I've admittedly been TWITCHING to post a success story, especially after the rabid fighting that went on behind the scenes for this particular entry! Enjoy, in the author's own words:
After a year of writing my 1960s-set YA novel The Astronaut's Daughter, I decided to dip my toes in the submission world by promptly signing up for three blog pitch contests in September 2012. By the month's end, I was drowning in feedback, but that's exactly what I wanted: feedback--and possibly some agent attention--before I started querying. I received quite a few requests from agents, a mix of fulls and partials.
The Authoress' Baker's Dozen contest rolled around just as agent responses (er, rejections) started rolling in. I'd been an avid commenter during the monthly Secret Agent contests, and since my MS was ready to go, I entered. A few names on the list were too good to pass up. Getting through to the final round felt like a victory in itself; I'd read about this contest for two years and knew how competitive it would be.
Now, because I had a bit of contest knowledge from my busy September, I assumed (wrongly) that the day the BD contest went live, the agents would leisurely peruse and comment on the entries throughout the day. I was quite proud of myself for having just set an appointment for an HVAC company to clear out the ductwork in my house, when a fellow writer (Baker's Dozen success story Helene Dunbar, who I met through Miss Snark's critique partner match up) emailed me about the bids on my MS. Then I saw the twitter interactions: are you seeing what's happening on Miss Snark's blog?!
Bidding for my entry closed out in just a few minutes, with some bickering between the agents (playfully, I'm told, though with agents you never know). Besides the winning agent, I received 4 more requests from Baker's Dozen. Within days, Authoress was emailing me that the agents wanted to know why I hadn't sent the MS. They were EAGER! In the time between entering the contest and the actual bidding, I'd heard back from several agents from previous submissions who pointed out the same weakness in my story. While my MS was technically complete, I knew that changes were needed. I contacted the agents to let them know I could send now, as-is, or if they were willing to wait a few weeks, I could incorporate my revisions and send then. The winning agent suggested I take my time and send it in the new year, given December is a slow time for publishing. She agreed I should offer up my best work.
I revised, sent to readers, made corrections, and sent the MS out in mid-January. I received one rejection right away (it hurt too, she is a really good agent). I was sure I'd need to overhaul it again, but I wanted to wait for the other rejections before picking it apart. (To pass the time, I played a lot of Halo 4 multi-player and read non-fiction books on American wars--latent aggression to deal with...) The first week of February, the winning agent emailed me with an offer. I was shocked! The east coast was prepping for a blizzard, so she suggested we set up a call for the following Monday. I nudged the other agents, and received a request for a call with a second agent, who had been involved in the fierce and fast bidding. Both of them encouraged me to reach out to their clients, and that almost made the decision more difficult.
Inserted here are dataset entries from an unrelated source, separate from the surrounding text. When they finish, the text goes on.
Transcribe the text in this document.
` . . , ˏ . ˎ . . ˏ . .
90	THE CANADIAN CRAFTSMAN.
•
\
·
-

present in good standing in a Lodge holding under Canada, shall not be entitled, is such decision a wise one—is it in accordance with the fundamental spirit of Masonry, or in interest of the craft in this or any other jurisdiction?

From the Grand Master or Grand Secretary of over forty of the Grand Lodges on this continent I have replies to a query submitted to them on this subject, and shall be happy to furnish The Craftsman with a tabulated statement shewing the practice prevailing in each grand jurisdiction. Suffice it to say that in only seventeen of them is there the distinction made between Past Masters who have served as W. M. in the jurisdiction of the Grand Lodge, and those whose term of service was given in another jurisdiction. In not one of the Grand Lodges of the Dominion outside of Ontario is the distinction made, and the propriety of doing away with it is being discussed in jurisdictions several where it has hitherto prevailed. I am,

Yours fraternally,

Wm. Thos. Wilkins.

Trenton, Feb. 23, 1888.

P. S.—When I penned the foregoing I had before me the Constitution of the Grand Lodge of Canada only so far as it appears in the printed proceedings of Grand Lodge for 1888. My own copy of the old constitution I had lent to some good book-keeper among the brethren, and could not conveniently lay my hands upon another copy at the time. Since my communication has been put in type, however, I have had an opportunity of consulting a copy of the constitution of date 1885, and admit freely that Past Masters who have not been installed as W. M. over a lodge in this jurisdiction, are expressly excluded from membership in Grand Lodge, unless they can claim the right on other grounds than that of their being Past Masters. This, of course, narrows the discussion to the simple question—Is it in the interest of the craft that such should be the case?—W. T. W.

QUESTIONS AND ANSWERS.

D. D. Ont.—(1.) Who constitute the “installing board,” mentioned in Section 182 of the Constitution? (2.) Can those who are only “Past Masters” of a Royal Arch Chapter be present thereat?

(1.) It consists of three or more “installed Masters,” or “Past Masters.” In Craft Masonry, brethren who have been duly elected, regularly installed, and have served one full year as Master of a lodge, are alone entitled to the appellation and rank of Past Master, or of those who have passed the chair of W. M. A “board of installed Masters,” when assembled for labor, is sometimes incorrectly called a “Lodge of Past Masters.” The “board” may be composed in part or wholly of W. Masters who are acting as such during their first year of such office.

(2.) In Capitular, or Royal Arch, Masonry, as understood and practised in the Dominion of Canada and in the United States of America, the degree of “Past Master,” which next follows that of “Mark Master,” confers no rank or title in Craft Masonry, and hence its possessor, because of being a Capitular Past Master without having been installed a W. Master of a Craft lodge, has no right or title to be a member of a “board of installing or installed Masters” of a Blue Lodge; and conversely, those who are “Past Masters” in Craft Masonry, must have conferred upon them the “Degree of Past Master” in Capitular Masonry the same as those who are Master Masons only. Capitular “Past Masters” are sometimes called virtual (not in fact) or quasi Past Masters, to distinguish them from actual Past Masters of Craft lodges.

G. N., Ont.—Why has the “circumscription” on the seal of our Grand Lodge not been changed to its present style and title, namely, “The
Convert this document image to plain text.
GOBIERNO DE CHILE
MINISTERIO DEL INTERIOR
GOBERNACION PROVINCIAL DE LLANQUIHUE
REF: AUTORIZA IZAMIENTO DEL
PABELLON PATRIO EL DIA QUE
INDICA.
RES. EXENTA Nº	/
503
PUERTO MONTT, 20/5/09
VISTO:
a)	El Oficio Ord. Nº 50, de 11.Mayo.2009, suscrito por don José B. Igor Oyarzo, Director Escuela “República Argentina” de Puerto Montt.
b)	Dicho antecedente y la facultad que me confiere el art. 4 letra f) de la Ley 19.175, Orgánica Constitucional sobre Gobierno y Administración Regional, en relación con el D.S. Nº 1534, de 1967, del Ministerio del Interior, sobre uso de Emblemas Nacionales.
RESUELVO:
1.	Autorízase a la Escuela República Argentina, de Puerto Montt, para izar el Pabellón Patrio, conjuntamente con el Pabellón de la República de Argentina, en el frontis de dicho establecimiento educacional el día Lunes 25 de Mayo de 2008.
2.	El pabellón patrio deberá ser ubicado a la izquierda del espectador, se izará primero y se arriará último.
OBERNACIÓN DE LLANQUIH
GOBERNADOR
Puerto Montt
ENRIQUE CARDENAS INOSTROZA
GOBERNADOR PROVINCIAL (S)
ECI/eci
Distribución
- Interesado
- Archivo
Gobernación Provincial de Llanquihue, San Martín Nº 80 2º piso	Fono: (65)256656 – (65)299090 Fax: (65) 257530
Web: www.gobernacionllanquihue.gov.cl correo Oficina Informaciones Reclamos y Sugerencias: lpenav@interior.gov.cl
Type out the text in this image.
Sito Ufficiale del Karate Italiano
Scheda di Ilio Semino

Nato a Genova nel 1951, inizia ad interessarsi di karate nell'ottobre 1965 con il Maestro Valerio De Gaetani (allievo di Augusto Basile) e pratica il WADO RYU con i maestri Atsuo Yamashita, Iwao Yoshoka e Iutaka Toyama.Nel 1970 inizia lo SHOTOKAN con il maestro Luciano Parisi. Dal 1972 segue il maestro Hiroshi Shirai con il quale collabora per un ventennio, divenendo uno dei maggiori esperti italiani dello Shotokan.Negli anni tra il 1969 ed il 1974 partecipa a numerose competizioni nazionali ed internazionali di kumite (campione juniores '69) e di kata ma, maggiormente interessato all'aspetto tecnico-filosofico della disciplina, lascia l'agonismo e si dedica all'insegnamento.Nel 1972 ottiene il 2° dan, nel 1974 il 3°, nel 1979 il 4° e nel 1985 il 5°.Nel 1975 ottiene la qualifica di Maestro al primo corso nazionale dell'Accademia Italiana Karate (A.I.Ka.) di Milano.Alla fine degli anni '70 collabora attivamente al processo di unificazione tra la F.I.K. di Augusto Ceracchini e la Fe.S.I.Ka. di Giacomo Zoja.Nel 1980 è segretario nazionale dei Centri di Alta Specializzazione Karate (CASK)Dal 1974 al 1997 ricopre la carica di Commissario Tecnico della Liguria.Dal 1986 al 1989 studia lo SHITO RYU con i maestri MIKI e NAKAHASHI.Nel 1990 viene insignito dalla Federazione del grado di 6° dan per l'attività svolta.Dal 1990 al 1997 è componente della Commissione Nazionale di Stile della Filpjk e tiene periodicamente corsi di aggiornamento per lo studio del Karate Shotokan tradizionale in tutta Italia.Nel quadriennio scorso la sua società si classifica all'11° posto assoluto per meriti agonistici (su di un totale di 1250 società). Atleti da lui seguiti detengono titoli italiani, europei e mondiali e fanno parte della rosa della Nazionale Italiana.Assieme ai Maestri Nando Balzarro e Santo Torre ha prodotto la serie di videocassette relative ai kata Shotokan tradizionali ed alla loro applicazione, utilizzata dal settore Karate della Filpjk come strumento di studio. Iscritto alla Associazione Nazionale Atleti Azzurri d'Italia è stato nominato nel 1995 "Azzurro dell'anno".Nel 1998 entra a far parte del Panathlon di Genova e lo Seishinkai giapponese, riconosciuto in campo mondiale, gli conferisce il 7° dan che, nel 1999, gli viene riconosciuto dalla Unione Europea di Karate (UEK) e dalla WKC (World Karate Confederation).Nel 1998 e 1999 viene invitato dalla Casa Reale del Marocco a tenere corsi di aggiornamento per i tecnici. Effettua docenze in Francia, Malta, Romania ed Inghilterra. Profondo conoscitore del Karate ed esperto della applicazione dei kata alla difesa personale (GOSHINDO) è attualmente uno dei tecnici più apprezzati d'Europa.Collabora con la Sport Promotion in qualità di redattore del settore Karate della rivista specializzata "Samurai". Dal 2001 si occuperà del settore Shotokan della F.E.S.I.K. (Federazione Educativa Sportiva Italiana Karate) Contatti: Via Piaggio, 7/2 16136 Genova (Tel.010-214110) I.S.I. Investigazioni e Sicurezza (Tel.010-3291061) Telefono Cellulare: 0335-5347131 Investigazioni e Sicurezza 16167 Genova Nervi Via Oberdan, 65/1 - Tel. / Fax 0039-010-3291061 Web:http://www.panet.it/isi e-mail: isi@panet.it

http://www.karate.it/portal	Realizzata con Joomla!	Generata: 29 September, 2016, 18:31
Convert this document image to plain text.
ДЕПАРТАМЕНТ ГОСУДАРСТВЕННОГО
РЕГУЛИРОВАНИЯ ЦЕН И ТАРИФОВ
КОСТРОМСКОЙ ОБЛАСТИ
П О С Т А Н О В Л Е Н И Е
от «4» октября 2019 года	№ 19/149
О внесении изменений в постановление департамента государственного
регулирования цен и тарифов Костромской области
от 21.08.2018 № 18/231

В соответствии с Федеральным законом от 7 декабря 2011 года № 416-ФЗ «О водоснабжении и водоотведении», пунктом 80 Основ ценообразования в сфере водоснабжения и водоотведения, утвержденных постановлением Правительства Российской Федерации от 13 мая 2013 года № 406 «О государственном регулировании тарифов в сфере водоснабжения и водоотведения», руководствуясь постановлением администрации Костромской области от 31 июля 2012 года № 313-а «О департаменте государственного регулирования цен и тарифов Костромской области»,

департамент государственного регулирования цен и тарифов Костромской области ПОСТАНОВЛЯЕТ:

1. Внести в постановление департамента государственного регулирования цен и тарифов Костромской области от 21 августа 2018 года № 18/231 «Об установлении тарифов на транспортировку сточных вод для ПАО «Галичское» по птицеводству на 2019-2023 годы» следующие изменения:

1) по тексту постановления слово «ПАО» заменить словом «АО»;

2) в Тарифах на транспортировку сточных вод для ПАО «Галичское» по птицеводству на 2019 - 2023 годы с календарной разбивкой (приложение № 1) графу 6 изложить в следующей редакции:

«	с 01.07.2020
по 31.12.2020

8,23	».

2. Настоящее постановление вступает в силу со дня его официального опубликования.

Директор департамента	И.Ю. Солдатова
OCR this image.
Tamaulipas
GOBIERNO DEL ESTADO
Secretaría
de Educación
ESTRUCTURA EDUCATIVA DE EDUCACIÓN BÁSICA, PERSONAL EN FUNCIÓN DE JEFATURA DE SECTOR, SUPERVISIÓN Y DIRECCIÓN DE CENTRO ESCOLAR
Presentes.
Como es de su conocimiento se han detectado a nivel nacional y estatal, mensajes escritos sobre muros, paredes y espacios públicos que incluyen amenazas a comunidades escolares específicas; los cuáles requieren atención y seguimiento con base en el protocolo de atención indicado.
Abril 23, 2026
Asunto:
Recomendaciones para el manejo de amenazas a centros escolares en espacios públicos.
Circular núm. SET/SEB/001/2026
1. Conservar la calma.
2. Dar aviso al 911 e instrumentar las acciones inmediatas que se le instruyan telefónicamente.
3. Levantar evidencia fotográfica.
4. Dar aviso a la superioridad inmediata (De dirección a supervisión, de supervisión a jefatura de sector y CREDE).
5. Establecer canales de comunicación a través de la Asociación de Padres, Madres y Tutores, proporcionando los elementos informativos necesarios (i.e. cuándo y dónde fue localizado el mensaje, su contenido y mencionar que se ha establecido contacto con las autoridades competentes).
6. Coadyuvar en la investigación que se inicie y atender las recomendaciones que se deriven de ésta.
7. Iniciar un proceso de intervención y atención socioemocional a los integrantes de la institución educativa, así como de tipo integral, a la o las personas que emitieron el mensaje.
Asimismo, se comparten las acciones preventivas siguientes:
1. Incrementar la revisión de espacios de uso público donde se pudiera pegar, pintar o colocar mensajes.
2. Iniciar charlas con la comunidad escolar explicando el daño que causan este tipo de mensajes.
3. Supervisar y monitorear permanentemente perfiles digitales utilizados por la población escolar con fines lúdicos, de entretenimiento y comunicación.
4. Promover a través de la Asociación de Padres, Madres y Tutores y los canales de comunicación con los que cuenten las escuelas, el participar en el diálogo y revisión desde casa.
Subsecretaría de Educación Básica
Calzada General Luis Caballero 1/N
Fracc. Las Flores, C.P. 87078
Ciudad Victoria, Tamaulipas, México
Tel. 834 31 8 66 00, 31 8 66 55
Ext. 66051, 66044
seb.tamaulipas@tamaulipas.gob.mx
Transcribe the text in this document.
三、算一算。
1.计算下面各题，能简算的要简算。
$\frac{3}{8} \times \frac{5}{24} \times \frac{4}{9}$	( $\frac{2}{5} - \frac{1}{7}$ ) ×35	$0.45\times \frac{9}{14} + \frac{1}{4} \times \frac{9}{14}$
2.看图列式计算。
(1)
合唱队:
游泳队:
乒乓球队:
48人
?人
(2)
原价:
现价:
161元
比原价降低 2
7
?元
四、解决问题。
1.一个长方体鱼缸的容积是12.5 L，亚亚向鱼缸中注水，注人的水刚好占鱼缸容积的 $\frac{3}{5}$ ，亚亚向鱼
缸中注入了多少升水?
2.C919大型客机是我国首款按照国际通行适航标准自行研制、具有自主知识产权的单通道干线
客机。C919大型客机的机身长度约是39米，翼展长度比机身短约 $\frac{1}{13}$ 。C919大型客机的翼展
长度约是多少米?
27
Their clients LOVE them--like gushing, raving, exploding with joy kind of affection. I spent a few days frantically sending out twitter DMs and trading emails with other writers.
In the end, I signed with Sarah LaPolla of Curtis Brown, Ltd. She'd won the Baker's Dozen bidding war, she'd hounded Authoress about when I was sending my MS, she'd given me the luxury of editing through to the new year, and her enthusiasm practically reached out through the phone. In our call, she kept bringing the conversation back to specifics about my book, what she liked, how we could strengthen it, and its future in the market. I'm still shocked, but so excited. I'm grateful for this blog for helping me craft a query and an opening page, and of course for the contest. Thank you Authoress for all you do!